Ingredients
The following ingredients have 6 Servings
- 500 gms prawns (shelled and de-veined)
- 2 tbsp oil
- 1 sprig of curry leaves
- 3 tsp ginger garlic paste
- 1 tsp cumin seeds
- 1 tsp coriander seeds
- 1 tbsp black pepper corns
- 1/4 tsp fennel seeds / sombu /saunf
- 1 tsp red chili powder
- 1/4 tsp garam masala
- 1/2 tsp turmeric powder
- salt to taste
Instruction
- Clean the prawn thoroughly and cook them along with turmeric in a pan. The prawns will give out water on it's own. Cook till all the water is dried up from the prawns. Once the water is dried up, switch off the flame.

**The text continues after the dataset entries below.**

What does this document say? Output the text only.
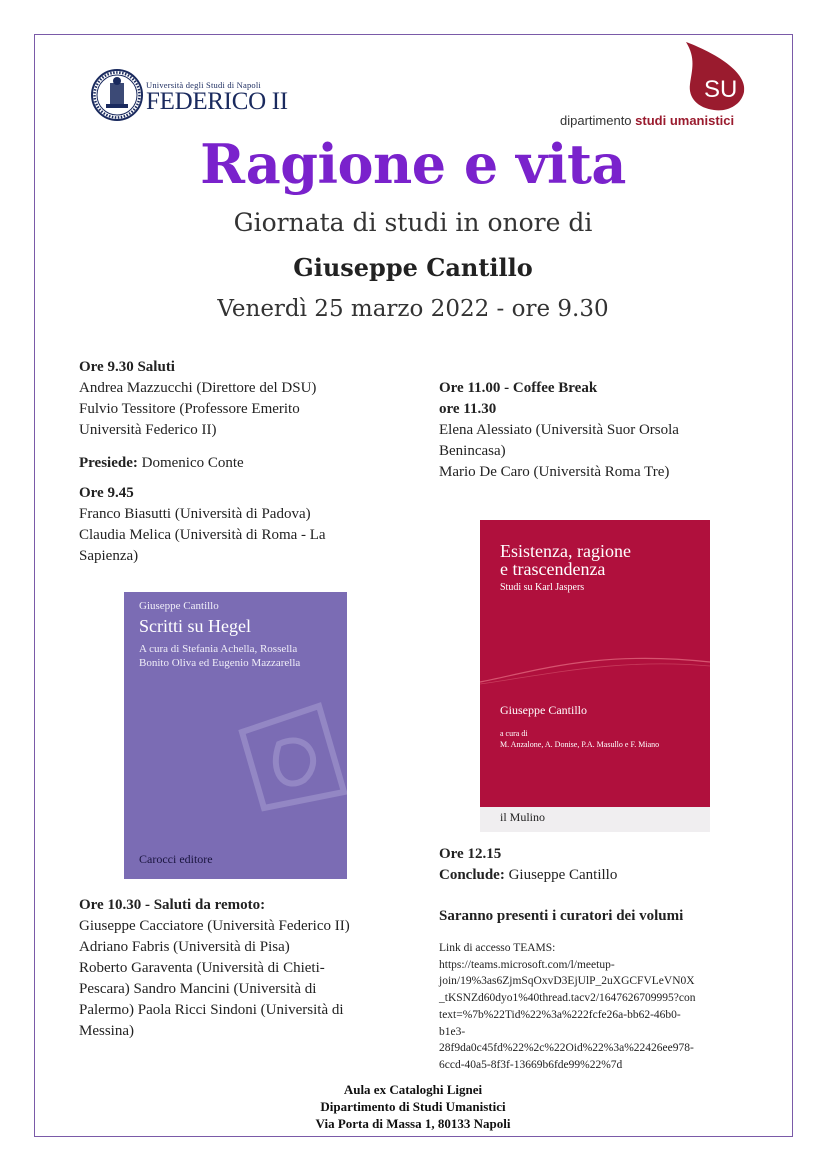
Università degli Studi di Napoli
FEDERICO II	SU
dipartimento studi umanistici
Ragione e vita
Giornata di studi in onore di
Giuseppe Cantillo
Venerdì 25 marzo 2022 - ore 9.30
Ore 9.30 Saluti
Andrea Mazzucchi (Direttore del DSU)
Fulvio Tessitore (Professore Emerito
Università Federico II)
Presiede: Domenico Conte
Ore 9.45
Franco Biasutti (Università di Padova)
Claudia Melica (Università di Roma - La
Sapienza)
Ore 10.30 - Saluti da remoto:
Giuseppe Cacciatore (Università Federico II)
Adriano Fabris (Università di Pisa)
Roberto Garaventa (Università di Chieti-
Pescara) Sandro Mancini (Università di
Palermo) Paola Ricci Sindoni (Università di
Messina)
Ore 11.00 - Coffee Break
ore 11.30
Elena Alessiato (Università Suor Orsola
Benincasa)
Mario De Caro (Università Roma Tre)
Ore 12.15
Conclude: Giuseppe Cantillo
Saranno presenti i curatori dei volumi
Giuseppe Cantillo
Scritti su Hegel
A cura di Stefania Achella, Rossella
Bonito Oliva ed Eugenio Mazzarella
Carocci editore
Esistenza, ragione
e trascendenza
Studi su Karl Jaspers
Giuseppe Cantillo
a cura di
M. Anzalone, A. Donise, P.A. Masullo e F. Miano
il Mulino
Link di accesso TEAMS:
https://teams.microsoft.com/l/meetup-
join/19%3as6ZjmSqOxvD3EjUlP_2uXGCFVLeVN0X
_tKSNZd60dyo1%40thread.tacv2/1647626709995?con
text=%7b%22Tid%22%3a%222fcfe26a-bb62-46b0-
b1e3-
28f9da0c45fd%22%2c%22Oid%22%3a%22426ee978-
6ccd-40a5-8f3f-13669b6fde99%22%7d
Aula ex Cataloghi Lignei
Dipartimento di Studi Umanistici
Via Porta di Massa 1, 80133 Napoli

- Lightly dry roast the cumin seeds, coriander seeds, black pepper corns, fennel seeds and make it to a fine powder in a dry grinder.
- Heat oil in a non stick pan and add the curry leaves.
- Now add the ginger garlic paste and fry on low heat till the raw smell vanishes.
- Throw in the prawns and fry for another couple of minutes. Do not over fry as the prawns will become hard if you overcook it.
- Toss in the ground spice powder, red chili powder, garam masala powder, salt and mix in well.
- If necessary add in some water to prevent the masala from getting burnt.
- When the raw smell from the masala has gone, switch off the flame and serve hot.